The source of the card, no doubt, was a pre-1955 Daily Missal I received from my sisters after my father passed away in January. I am the only one of my siblings to retain the Old Rite, perhaps because I was born in a less iconoclastic generation long after them. Again, deep gratitude for such a gift, the most treasured article my father left this world.
The book I marked is The Reactionary Mind: Why “Conservative” Isn’t Enough by Michael Warren Davis. I felt as if I were reading my own blog, only written by a much more talented writer. If there’s ever been a book that should be marked with a Pope Pius X prayer card, this is the one. (With the possible exception of a pre-1955 Daily Missal, that is.)
In The Reactionary Mind, Davis makes the case for a return to something akin to feudalism. Before you surf away, let me assure you Mr. Davis is not a crackpot or a loon. He is a distinguished Catholic writer and, as you’ll realize very early in your reading of the book, a profound and witty thinker. He knows his history, both past and present. Anyone who knows history knows the present isn’t working—by historical standards. My own farewell to the year 2021 tells you all you need to about my bearishness on America.
When studying the so-called Dark Ages in school, I learned that serfs worked only about half the days of the year. They could not be required to work on any holy day, and the Church’s calendar is full of holy days. In fact, our professor liked to remind us, serfs probably had it better than the vast majority of moderns.
Davis begins by confirming Dr. Manley’s lessons. He describes the life of the serf honestly, which is to say without the lies and myths invented by Enlightenment writers to vilify the Church and the monarchy. In Davis’s mind, the Middle Ages were a time of happiness for the lowest of men, the serfs, especially compared us moderns.
The pursuit of happiness was at the center of the medieval world-view. They understood (as every Christian does) that we cannot be happy without God—that God is our happiness. “Our hearts are restless, Lord, until they rest in thee,” as Saint Augustine said. There’s no better word for the condition of modern man: restless. He is oppressed by his own false freedom, tortured by his inflamed appetites, and humiliated by his own ignorance. The things that might make him truly happy—gratitude and simplicity, peace and quiet—are kept forever out of his reach.
As a rules-for-living book, I couldn’t agree more. I often caught myself shouting out my endorsement of Davis’s critiques of modernism and salutes to antiquity. For example,
Feudalism—as an economic, political, religious, and cultural order—survived for so long because people believed in it; they believed in its values of faithfulness, service, charity, honor, duty, sacrifice, and, most of all, chivalry. They fell short of these values, they fought over them, but they always labored to restore them.

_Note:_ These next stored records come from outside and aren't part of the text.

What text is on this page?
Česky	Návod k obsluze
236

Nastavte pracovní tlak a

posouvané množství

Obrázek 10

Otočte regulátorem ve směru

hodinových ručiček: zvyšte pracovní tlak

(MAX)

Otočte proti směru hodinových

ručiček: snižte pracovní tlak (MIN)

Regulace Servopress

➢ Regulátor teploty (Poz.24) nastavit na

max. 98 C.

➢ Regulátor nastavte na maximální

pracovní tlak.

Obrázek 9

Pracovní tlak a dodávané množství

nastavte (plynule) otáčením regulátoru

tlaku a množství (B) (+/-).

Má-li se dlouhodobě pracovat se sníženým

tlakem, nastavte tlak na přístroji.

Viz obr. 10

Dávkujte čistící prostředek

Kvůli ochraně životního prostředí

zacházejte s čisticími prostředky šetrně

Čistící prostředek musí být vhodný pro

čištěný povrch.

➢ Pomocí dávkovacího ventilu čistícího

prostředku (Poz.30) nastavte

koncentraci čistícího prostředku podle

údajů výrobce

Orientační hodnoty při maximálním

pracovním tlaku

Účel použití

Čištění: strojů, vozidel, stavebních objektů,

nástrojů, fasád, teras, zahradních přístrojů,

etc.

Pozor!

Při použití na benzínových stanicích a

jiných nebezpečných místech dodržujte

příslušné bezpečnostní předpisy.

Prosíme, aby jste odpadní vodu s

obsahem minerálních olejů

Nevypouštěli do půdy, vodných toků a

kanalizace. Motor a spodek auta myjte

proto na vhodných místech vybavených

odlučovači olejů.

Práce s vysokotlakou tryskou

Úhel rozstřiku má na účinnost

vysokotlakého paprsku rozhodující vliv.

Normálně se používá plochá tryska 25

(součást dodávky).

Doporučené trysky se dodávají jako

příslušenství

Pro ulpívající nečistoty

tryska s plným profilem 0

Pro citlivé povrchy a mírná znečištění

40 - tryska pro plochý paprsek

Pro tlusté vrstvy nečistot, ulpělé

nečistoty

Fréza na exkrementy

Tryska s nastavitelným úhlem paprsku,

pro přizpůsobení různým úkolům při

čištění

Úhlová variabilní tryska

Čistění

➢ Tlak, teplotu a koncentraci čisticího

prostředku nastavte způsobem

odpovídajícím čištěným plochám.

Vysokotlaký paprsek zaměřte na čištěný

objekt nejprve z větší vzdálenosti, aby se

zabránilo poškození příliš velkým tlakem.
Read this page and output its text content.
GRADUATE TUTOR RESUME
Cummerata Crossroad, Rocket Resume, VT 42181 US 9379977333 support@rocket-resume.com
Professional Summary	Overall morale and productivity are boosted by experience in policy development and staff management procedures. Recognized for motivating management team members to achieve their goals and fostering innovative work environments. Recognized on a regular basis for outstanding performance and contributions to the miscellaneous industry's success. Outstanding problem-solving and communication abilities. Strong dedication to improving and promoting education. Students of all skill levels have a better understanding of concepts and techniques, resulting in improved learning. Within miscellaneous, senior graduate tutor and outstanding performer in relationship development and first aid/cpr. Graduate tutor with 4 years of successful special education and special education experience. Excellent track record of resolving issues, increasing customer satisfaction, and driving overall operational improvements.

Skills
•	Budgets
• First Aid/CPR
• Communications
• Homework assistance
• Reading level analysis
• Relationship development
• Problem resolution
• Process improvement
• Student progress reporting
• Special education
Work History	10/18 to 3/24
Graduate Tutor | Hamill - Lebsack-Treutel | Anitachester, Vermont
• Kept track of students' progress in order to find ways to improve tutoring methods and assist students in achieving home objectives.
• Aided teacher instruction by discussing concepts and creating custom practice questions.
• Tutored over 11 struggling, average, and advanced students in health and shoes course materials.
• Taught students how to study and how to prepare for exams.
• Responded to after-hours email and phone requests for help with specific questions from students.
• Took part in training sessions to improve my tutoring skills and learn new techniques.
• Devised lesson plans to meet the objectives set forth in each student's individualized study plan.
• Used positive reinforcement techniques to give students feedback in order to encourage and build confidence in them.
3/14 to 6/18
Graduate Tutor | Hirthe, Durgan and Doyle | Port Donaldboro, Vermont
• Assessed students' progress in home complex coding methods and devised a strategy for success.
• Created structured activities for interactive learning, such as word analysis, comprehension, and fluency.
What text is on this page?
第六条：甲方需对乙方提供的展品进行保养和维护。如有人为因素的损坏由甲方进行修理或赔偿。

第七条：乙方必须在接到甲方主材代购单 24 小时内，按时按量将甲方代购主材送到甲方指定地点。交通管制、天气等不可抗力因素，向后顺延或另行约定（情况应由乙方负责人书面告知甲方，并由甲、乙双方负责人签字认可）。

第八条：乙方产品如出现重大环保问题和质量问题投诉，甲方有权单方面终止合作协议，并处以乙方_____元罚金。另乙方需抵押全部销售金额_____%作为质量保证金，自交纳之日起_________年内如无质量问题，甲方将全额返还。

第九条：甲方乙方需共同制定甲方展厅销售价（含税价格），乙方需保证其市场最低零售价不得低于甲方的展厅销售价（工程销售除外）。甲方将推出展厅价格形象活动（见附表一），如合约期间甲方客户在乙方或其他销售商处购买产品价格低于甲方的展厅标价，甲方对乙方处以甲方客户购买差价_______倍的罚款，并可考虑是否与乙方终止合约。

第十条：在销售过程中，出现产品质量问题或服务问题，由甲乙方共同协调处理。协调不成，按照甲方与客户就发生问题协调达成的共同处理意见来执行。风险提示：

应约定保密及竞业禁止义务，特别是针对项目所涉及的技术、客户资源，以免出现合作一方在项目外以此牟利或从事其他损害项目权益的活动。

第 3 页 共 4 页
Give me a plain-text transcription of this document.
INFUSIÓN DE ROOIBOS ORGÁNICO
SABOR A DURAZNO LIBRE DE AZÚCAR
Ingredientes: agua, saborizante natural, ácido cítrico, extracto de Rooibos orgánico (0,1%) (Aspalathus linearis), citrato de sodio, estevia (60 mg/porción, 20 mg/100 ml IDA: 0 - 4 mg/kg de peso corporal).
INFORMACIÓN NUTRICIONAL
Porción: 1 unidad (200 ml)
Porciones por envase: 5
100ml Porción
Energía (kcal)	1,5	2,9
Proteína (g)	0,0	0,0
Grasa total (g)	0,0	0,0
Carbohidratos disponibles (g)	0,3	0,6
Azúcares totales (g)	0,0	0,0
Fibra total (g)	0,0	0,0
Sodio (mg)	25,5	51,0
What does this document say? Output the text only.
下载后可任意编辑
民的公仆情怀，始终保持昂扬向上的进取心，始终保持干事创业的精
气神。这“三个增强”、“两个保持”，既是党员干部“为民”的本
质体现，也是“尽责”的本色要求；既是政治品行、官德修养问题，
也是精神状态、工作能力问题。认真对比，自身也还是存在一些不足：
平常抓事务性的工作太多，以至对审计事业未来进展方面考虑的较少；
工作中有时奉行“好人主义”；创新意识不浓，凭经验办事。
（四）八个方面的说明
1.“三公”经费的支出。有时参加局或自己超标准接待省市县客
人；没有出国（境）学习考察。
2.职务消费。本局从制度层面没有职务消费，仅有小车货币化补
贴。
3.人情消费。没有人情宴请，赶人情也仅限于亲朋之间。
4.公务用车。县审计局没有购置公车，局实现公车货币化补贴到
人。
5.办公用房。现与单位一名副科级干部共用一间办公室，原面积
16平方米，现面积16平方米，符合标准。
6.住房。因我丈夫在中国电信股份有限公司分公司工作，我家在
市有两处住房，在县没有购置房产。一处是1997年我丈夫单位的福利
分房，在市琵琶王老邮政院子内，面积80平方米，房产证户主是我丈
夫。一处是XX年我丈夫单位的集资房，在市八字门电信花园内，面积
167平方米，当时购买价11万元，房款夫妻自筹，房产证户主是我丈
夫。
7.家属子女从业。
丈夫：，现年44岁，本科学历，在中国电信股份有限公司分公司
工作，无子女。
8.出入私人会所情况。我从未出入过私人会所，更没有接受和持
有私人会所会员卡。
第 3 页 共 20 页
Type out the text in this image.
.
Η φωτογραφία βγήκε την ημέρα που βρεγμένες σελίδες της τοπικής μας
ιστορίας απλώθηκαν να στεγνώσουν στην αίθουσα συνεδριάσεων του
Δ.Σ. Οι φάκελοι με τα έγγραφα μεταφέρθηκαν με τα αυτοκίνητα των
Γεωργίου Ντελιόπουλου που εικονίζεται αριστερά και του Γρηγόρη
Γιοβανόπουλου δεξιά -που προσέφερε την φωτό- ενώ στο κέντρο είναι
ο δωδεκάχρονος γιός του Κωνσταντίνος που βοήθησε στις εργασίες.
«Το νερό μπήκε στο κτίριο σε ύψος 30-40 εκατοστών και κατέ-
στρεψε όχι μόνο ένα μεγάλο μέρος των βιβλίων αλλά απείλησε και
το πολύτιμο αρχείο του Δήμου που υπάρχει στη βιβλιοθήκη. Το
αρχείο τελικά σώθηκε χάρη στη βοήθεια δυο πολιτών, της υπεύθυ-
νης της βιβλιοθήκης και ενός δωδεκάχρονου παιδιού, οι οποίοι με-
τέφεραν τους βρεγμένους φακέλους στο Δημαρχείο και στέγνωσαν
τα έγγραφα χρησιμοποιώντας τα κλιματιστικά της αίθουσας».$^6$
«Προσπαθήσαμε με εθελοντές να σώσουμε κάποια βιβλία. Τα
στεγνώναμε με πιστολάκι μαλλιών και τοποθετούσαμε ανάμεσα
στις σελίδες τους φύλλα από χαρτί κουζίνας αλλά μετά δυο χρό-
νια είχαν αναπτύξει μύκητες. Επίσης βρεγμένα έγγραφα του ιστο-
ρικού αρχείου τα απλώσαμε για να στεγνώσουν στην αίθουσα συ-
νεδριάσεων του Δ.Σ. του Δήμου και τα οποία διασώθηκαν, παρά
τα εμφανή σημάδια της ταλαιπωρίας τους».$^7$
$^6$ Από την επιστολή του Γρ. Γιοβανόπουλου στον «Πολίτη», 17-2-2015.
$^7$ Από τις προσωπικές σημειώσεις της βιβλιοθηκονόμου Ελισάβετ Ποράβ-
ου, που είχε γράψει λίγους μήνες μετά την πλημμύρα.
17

Some of Davis’s other rules for living delight me. “Also,” he tells us, “if you’re a man, get punched in the face at some point in your life.” And, “Speaking of violence, hunting is another great way to get outside and exercise your body and wit.”
In fact, the chapter titles, alone, should attract best-seller numbers of readers. Here are my favorites:
The Reactionary’s Code: Loyal and Joyful
Why Reactionaries Don’t “Follow the Science”
Why Reactionaries Don’t Worship Reason
Why a Reactionary Would Like to Abolish Politics
A Humane Economy: The View from Nazareth
The Strenuous Life
With chapters like these, each page is a surprising delight. I found myself putting the book down too often, only to share an inspiration with my wife or a friend. Still, I read the book in two sittings. I also found myself daydreaming about what what the book portends for my future and yours.